The season is produced similarly to its British counterpart, with the same production company, Studio Lambert, in the same location at Ardross Castle in the Scottish Highlands.

The first season of The Traitors featured ten former reality television participants and ten members of the general public. One player, Kevin Greene, was removed during the first day of the competition due to a positive COVID-19 test and the game was restarted with an alternate player, Geraldine Moreno, replacing him.

==Reception==
The first season of the American edition of The Traitors received positive critical acclaim with many praising the show's cast, concept and setting.
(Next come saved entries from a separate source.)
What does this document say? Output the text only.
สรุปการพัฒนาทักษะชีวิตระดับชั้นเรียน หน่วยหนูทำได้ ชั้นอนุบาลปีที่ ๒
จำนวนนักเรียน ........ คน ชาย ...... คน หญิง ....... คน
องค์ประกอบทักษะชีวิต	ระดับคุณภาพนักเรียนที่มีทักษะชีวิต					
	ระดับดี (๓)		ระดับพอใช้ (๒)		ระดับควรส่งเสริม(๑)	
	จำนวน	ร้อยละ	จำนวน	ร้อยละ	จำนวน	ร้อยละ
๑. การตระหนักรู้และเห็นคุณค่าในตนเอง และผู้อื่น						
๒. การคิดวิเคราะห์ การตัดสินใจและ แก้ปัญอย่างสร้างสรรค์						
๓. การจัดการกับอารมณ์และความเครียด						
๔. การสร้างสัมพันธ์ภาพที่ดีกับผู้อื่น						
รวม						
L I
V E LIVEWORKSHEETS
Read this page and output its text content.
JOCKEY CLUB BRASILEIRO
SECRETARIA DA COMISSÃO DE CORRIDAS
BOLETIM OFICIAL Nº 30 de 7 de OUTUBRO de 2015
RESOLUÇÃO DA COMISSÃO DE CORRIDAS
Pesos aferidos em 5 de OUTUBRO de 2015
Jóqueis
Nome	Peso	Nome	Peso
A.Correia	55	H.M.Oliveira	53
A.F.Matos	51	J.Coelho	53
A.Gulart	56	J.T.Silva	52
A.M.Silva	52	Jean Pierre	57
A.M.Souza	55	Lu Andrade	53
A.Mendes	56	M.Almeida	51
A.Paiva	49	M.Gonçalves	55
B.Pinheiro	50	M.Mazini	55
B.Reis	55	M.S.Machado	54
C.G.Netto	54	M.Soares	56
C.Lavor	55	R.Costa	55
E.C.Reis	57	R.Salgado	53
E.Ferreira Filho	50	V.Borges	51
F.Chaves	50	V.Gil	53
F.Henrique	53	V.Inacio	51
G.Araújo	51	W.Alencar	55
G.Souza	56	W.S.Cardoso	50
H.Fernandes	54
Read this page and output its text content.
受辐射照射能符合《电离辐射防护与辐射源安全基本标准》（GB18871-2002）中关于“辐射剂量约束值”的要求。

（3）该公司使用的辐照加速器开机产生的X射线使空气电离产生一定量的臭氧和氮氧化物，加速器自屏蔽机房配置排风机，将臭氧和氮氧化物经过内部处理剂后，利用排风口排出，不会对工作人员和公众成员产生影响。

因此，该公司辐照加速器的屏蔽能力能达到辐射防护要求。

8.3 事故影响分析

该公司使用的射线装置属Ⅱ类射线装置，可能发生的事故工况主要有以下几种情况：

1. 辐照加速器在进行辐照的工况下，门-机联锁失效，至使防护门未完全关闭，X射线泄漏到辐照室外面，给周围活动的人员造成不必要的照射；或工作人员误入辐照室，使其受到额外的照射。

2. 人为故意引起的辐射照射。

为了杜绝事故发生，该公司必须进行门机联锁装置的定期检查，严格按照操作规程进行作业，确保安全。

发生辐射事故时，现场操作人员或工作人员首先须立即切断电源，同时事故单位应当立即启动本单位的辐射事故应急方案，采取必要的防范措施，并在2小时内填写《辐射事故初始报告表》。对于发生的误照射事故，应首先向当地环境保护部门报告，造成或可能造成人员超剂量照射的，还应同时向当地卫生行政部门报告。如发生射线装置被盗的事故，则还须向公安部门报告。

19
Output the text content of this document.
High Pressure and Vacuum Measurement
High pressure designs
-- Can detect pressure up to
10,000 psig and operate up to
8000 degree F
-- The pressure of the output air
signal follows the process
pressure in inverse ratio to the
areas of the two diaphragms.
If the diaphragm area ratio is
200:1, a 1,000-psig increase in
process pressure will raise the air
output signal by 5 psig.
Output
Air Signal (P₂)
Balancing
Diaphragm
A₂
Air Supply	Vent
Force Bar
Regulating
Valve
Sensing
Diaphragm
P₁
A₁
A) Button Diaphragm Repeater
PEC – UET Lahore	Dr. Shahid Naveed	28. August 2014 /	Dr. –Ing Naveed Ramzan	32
On review aggregator website Rotten Tomatoes, it holds an approval rating of 95% based on 20 reviews, with an average rating of 7.50/10. The site's critical consensus reads: "Hosted by Alan Cumming with theatrical relish, The Traitors deploys a rogues' gallery of reality television stars to make for a compelling murder mystery party." Alex Abad-Santos of Vox wrote that it "combines the acute pain of a corporate team-building exercise with some of the most emotionally fragile reality show celebrities that have ever been on television... and it's perfect." Alim Kheraj of The Guardian rated the show 4 out of 5 stars writing that "by the time you reach episode eight (which could already scoop the award for the year’s best hour of reality TV), the tension is so unbearable that you will be glad the last two episodes are there for binging." Linda Holmes of Pop Culture Happy Hour summarised the season as "Goofy, hyperdramatic, suspenseful and pretty entertaining." Dustin Rowles of Pajiba described the season as "A slickly produced version of Mafia set in a Scottish castle that features a number of contestants familiar to reality-show audiences and a number of newbies to make the whole enterprise more unpredictable." adding that "It’s really fun." Andy Dehnart of Reality Blurred wrote that "The Traitors had me a few seconds into its first episode, and only tightened its grip from there. This is outstanding competition reality TV, with all of the elements sliding confidently into place."